En die ruimte goed benutten is nodig, weet Terlien. “Wist je dat Zuid-Holland de provincie is met de hoogste bevolkingsdichtheid van Nederland? Hier wonen per vierkante kilometer zo’n 1400 mensen. Om je een beeld te geven: dat is dichter bevolkt dan Bangladesh (12e op de lijst met dichtstbevolkte landen ter wereld)”, legt Terlien uit. “We hebben maar beperkt ruimte en moeten goed nadenken wat we waar doen om Zuid-Holland leefbaar te houden en tegelijkertijd de bereikbaarheid te verbeteren.”

Samenwerking en onderlinge afstemming essentieel

Om de beschikbare ruimte goed te benutten is samenwerking en afstemming met verschillende partijen essentieel. Terlien: “We kunnen niet onder grote ingrepen uit, ook niet aan onze hoofdinfrastructuur. Als je kijkt naar de Oude Lijn waar viaducten breder moeten voor extra spoor, kan de NS tien dagen niet rijden. Dan moet je een alternatief aanbieden. Zijn er nog andere werkzaamheden aan de weg gepland? Kun je reizigers omleiden of op een andere manier naar hun bestemming krijgen? Die alternatieven vind je alleen door samen af te stemmen.”

“We bespreken de mogelijke oplossingen aan verschillende tafels. Zo zijn we als provincie betrokken bij het programma Mobiliteit en Verstedelijking (MoVe), waar we samen met infrastructurele netwerkbeheerders en vervoerders uit de zuidelijke randstad kijken naar een versterking van mobiliteit en de regionale economie. Ook schuiven we aan bij de Metropoolregio Rotterdam Den Haag waar we veel spreken met wethouders van grote steden. Ook vragen we doen we de woningbouwprogramma’s per gemeente uit. Hierdoor kunnen we gezamenlijk kijken wat waar nodig is door te prioriteren en goed te plannen. Zo zorgen we dat de provincie bereikbaar blijft.”

Het wordt steeds drukker in de provincie Zuid-Holland.
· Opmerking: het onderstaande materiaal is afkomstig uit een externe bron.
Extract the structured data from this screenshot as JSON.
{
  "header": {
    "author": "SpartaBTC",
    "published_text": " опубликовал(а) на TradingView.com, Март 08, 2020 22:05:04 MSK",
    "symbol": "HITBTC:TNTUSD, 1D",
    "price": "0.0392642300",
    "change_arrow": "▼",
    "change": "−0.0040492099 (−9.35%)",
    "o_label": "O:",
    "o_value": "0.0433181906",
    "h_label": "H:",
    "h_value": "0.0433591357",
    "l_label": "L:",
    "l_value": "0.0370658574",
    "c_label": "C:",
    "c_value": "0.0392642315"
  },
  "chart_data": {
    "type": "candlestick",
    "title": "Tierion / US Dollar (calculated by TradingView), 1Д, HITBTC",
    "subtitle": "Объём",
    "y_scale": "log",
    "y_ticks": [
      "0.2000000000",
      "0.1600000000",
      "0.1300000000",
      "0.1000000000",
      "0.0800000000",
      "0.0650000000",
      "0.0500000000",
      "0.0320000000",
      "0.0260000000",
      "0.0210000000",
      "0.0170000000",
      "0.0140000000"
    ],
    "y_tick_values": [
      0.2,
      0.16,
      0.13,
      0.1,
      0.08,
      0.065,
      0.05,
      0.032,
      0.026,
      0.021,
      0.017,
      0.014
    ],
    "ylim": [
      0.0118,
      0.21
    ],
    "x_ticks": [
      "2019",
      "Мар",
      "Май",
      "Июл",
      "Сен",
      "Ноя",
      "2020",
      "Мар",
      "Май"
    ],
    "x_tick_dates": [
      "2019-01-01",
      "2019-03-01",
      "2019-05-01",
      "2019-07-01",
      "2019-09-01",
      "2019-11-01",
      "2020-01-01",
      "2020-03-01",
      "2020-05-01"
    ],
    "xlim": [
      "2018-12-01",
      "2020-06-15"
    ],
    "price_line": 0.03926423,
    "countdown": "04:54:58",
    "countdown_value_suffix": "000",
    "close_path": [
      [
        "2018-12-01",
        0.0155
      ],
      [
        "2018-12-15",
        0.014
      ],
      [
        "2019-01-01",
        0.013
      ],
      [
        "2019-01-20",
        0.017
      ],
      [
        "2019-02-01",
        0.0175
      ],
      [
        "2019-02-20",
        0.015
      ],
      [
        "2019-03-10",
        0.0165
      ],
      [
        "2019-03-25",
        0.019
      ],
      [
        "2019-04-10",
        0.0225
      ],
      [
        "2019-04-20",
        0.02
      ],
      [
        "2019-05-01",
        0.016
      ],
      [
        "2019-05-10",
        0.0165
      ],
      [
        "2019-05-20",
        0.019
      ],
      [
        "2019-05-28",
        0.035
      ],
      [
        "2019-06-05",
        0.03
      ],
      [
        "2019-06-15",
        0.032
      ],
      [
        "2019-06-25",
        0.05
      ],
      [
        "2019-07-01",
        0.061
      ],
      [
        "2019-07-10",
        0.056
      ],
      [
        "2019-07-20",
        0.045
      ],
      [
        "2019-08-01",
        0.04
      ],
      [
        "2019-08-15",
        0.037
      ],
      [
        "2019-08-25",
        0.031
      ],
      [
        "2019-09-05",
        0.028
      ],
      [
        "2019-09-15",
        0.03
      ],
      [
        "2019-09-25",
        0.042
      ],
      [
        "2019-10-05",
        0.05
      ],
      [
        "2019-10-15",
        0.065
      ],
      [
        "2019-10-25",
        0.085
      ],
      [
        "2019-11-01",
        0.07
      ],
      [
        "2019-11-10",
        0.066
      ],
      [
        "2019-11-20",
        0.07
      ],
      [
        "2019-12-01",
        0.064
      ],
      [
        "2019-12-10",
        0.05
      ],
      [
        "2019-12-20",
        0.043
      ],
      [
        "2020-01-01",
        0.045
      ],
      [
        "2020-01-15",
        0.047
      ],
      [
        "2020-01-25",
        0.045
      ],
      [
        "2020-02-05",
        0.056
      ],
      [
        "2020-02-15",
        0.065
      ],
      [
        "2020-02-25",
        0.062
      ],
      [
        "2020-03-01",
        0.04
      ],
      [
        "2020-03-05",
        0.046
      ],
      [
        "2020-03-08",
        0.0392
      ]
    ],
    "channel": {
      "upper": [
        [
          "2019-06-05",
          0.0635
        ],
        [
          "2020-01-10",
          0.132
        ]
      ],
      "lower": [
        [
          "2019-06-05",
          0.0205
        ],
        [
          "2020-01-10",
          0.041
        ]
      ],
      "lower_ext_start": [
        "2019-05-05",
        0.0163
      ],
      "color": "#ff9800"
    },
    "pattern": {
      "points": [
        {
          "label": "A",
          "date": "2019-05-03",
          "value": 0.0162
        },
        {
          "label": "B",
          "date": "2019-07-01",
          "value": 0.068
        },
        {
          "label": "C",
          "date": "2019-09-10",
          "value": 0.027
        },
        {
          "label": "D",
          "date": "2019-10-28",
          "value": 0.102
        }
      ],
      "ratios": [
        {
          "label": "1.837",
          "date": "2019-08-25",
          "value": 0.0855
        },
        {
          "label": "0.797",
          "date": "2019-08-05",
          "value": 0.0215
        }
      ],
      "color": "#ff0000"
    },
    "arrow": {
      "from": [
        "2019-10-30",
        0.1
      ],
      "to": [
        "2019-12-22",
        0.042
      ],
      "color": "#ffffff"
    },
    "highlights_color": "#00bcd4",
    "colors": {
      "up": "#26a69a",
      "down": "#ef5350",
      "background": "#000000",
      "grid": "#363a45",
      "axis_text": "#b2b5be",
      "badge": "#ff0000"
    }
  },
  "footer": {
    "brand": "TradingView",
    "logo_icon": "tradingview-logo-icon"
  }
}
De economie groeit en dat trekt meer mensen en bedrijven aan. Nu al maken zo’n 3,7 miljoen mensen iedere dag gebruik van de infrastructuur om naar hun werk, opleiding, school of naar het sportveld te gaan. Ook trekken allerlei evenementen, de kust en musea een hoop bezoekers naar de provincie.

Tegelijkertijd zoeken meer mensen een huis en is er krapte op de woningmarkt. Om dit woningtekort op te lossen, wil het kabinet voor 2030 900.000 nieuwe woningen bouwen. Ruim 230 duizend hiervan moeten in Zuid-Holland komen te staan. Een groot deel van deze huizen in grote steden als Rotterdam en Den Haag en langs de Oude Lijn (spoorlijn van Leiden naar Dordrecht). Hier gaat het vooral om bijbouwen van betaalbare huizen voor mensen met een middeninkomen en sociale huurwoningen.